Fragano@14 - A stopped clock won't do the job. You need a clock that drifts discontinuously to the right. Also a cabbage and some extremely bitter liqueur, like that homemade kummel that didn't work, only without the sugar.

I disagree with George Will much of the time, but he seems like a decent guy who thinks about what he's saying, and I'd enjoy having a beer with him. Krauthammer could write a column about baseball and come to the conclusion that it justified invading Iran or Cuba.

#29 ::: Barbara Gordon ::: (view all by) ::: April 24, 2012, 01:56 AM:

Trailing in, I've put a story up on my blog.

Bride of the Vampire

Guaranteed Sparkle-free!

#30 ::: Marie Brennan ::: (view all by) ::: April 24, 2012, 03:43 AM:

My contribution for this year: ""Letter Found in a Chest Belonging to the Marquis de Montseraille Following the Death of That Worthy Individual." And other things (from past years, or posted in free archives, or whatever) can be found here.

#31 ::: Dave Bell ::: (view all by) ::: April 24, 2012, 04:41 AM:

Tom @24

One might blame the choice of date on William Shakespeare, which isn't so bad a reason for picking the day, but World Book Night started several years after International Pixel-stained Technopeasant Wretch Day.

#32 ::: Alex R. ::: (view all by) ::: April 24, 2012, 08:57 AM:

little pink beast@25

Thanks much. At one point I wrote enormous amounts of stuff under the name "Boddhisatva Troutwaxer," but it was all SubGenius stories, so I'm not posting the links here as a matter of basic good taste, but you can search for it if you'd like.

#33 ::: Madeline Ashby ::: (view all by) ::: April 24, 2012, 12:14 PM:

I'm late for the very important date, but as today is my birthday, I feel justified in posting The Education of Junior Number 12.

I wrote the first draft years ago, could never find a market for it, gave it to my publisher for free, and watched it wind up in Year's Best. Suck on that, Hendrix.

#34 ::: Brenda Kalt ::: (view all by) ::: April 24, 2012, 12:53 PM:

Two flash and one standard-length story (all hardish SF, all published to paying markets) are at my home page. Enjoy.
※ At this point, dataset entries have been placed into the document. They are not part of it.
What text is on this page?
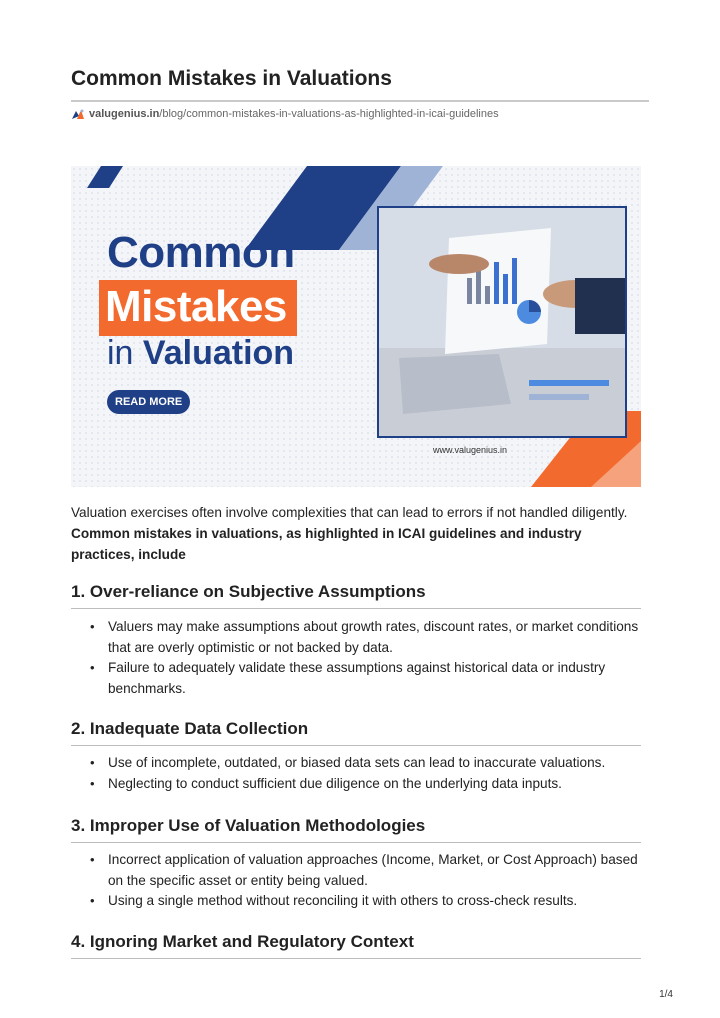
Common Mistakes in Valuations
valugenius.in/blog/common-mistakes-in-valuations-as-highlighted-in-icai-guidelines
Common
Mistakes
in Valuation
READ MORE
www.valugenius.in

Valuation exercises often involve complexities that can lead to errors if not handled diligently. Common mistakes in valuations, as highlighted in ICAI guidelines and industry practices, include

1. Over-reliance on Subjective Assumptions
• Valuers may make assumptions about growth rates, discount rates, or market conditions that are overly optimistic or not backed by data.
• Failure to adequately validate these assumptions against historical data or industry benchmarks.
2. Inadequate Data Collection
• Use of incomplete, outdated, or biased data sets can lead to inaccurate valuations.
• Neglecting to conduct sufficient due diligence on the underlying data inputs.
3. Improper Use of Valuation Methodologies
• Incorrect application of valuation approaches (Income, Market, or Cost Approach) based on the specific asset or entity being valued.
• Using a single method without reconciling it with others to cross-check results.
4. Ignoring Market and Regulatory Context
1/4
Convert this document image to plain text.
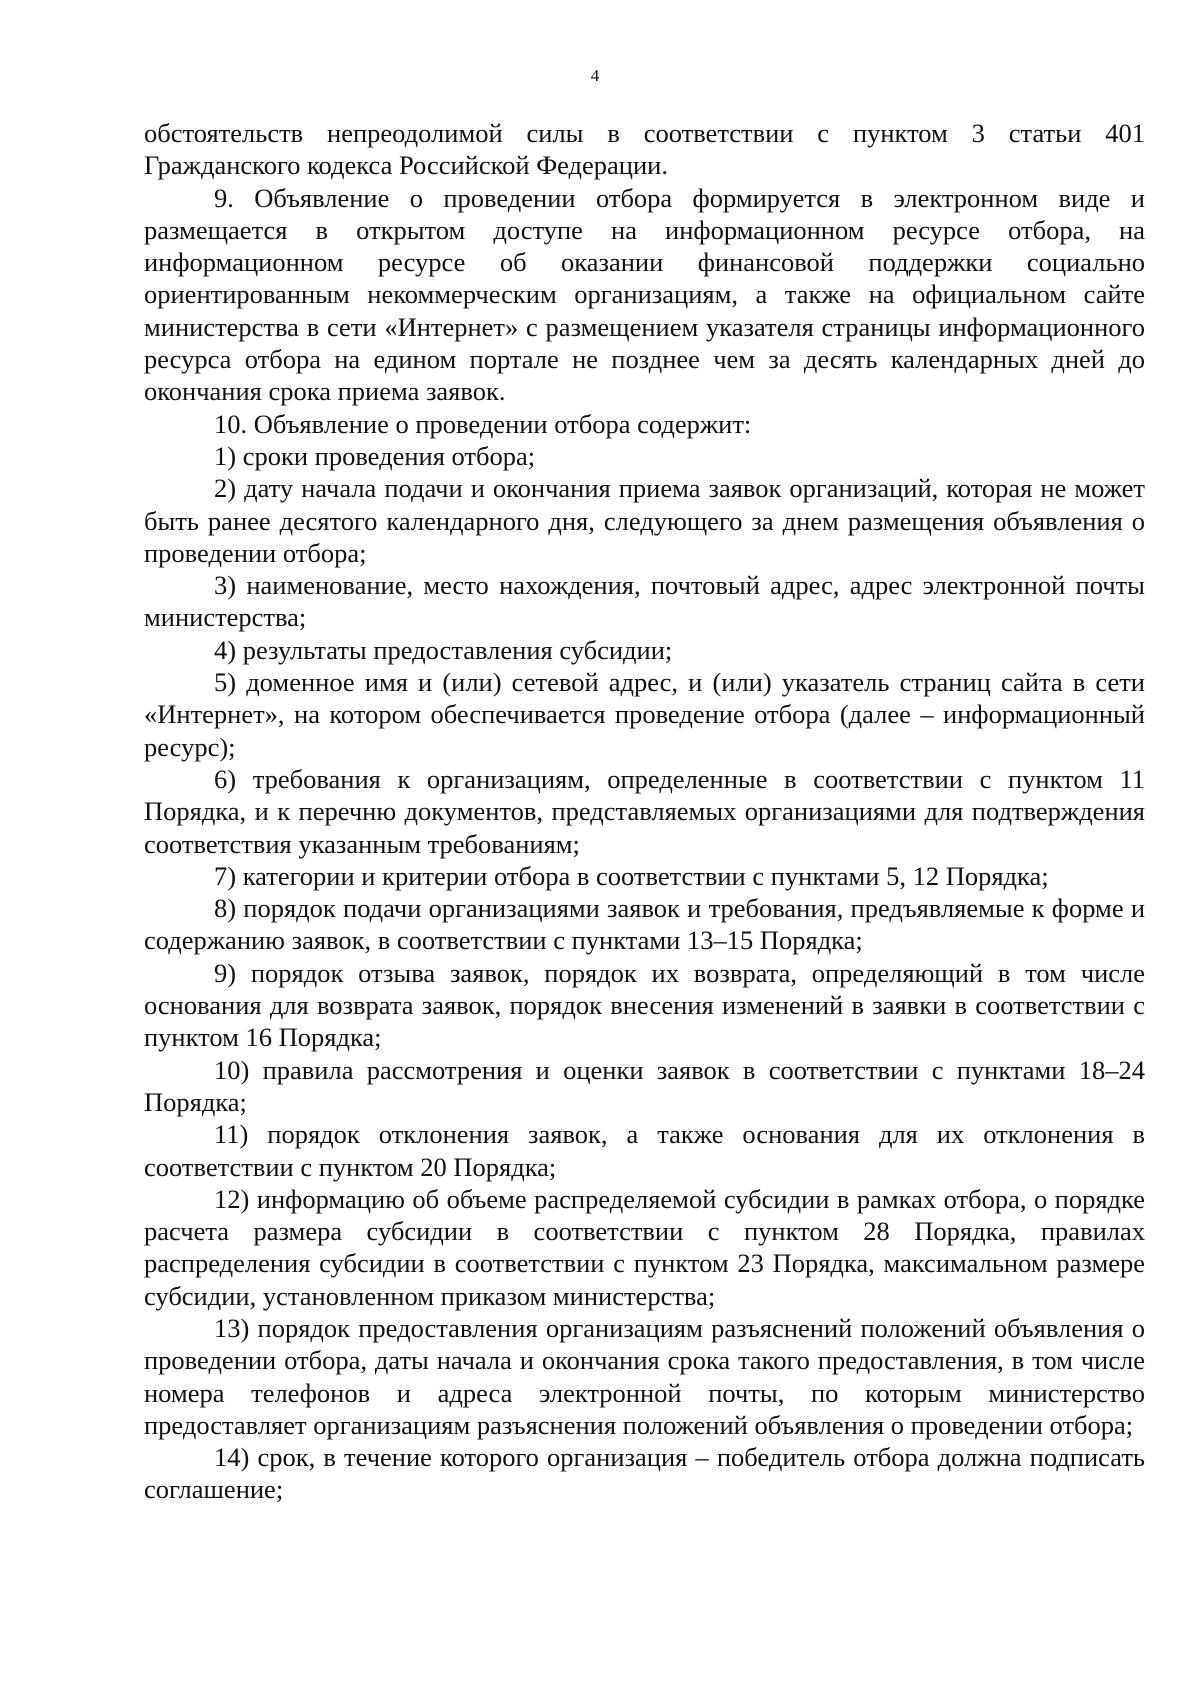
4

обстоятельств непреодолимой силы в соответствии с пунктом 3 статьи 401 Гражданского кодекса Российской Федерации.

9. Объявление о проведении отбора формируется в электронном виде и размещается в открытом доступе на информационном ресурсе отбора, на информационном ресурсе об оказании финансовой поддержки социально ориентированным некоммерческим организациям, а также на официальном сайте министерства в сети «Интернет» с размещением указателя страницы информационного ресурса отбора на едином портале не позднее чем за десять календарных дней до окончания срока приема заявок.

10. Объявление о проведении отбора содержит:

1) сроки проведения отбора;

2) дату начала подачи и окончания приема заявок организаций, которая не может быть ранее десятого календарного дня, следующего за днем размещения объявления о проведении отбора;

3) наименование, место нахождения, почтовый адрес, адрес электронной почты министерства;

4) результаты предоставления субсидии;

5) доменное имя и (или) сетевой адрес, и (или) указатель страниц сайта в сети «Интернет», на котором обеспечивается проведение отбора (далее – информационный ресурс);

6) требования к организациям, определенные в соответствии с пунктом 11 Порядка, и к перечню документов, представляемых организациями для подтверждения соответствия указанным требованиям;

7) категории и критерии отбора в соответствии с пунктами 5, 12 Порядка;

8) порядок подачи организациями заявок и требования, предъявляемые к форме и содержанию заявок, в соответствии с пунктами 13–15 Порядка;

9) порядок отзыва заявок, порядок их возврата, определяющий в том числе основания для возврата заявок, порядок внесения изменений в заявки в соответствии с пунктом 16 Порядка;

10) правила рассмотрения и оценки заявок в соответствии с пунктами 18–24 Порядка;

11) порядок отклонения заявок, а также основания для их отклонения в соответствии с пунктом 20 Порядка;

12) информацию об объеме распределяемой субсидии в рамках отбора, о порядке расчета размера субсидии в соответствии с пунктом 28 Порядка, правилах распределения субсидии в соответствии с пунктом 23 Порядка, максимальном размере субсидии, установленном приказом министерства;

13) порядок предоставления организациям разъяснений положений объявления о проведении отбора, даты начала и окончания срока такого предоставления, в том числе номера телефонов и адреса электронной почты, по которым министерство предоставляет организациям разъяснения положений объявления о проведении отбора;

14) срок, в течение которого организация – победитель отбора должна подписать соглашение;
#35 ::: Nicole J. LeBoeuf-Little ::: (view all by) ::: April 25, 2012, 12:21 AM:

Happy birthday, Madeline!

Now posted: Passengers, a short story written around late 1993 or early 1994, ish, and published in 1998 or 1999 by Rogue's Gallery, the literary magazine of Rogue Community College in Grant's Pass, Oregon. (The editor of the litmag was also the teacher of the creative writing class series I kept signing up for so as to carry enough credits to keep a student job. The RCC years, for John and me, were by no means the best years of our lives, but they were formative in our relationship. '97 to '99, I salute you.)

#36 ::: Nicole J. LeBoeuf-Little ::: (view all by) ::: April 25, 2012, 12:25 AM:

Gnomes! One URL, just one! It's nothing like A Whole Lotta.

Possibly it is the construction of the URL. Too many name/value parameters. Deep sigh.

#37 ::: Dave Luckett ::: (view all by) ::: April 25, 2012, 01:05 AM:

I, too, am attempting to get some of my stuff on Amazon. I would like to negotiate with an artist regarding the use of their work as a cover and thumbnail for each of four or five different books for that purpose only. If anyone is interested, please email rather than cluttering up the thread, for which I apologise.

#38 ::: Dave Bell ::: (view all by) ::: April 25, 2012, 01:56 AM:

And, on the following day, the first significant crack in the DRM control of ebooks was announced.

Tor and its associated imprints to go DRM-free

We shall have to see how it works out, but may I take this chance to propose that the 24th of April be pencilled in to Technopeasant calendars as "Flatiron Day".

#39 ::: Bruce Cohen (Speaker to Managers) ::: (view all by) ::: April 25, 2012, 08:35 PM:

Bill Stewart @ 28:

All you really need is some pickled cabbage and a hammer. And it's never the right time.

#40 ::: Nicole J. LeBoeuf-Little ::: (view all by) ::: April 29, 2012, 01:36 AM:

Finished the week of IPSTP offerings on my blog. Today's is the thrilling story of Mephisto and His Toaster. The others can be reached by paging back through the blog.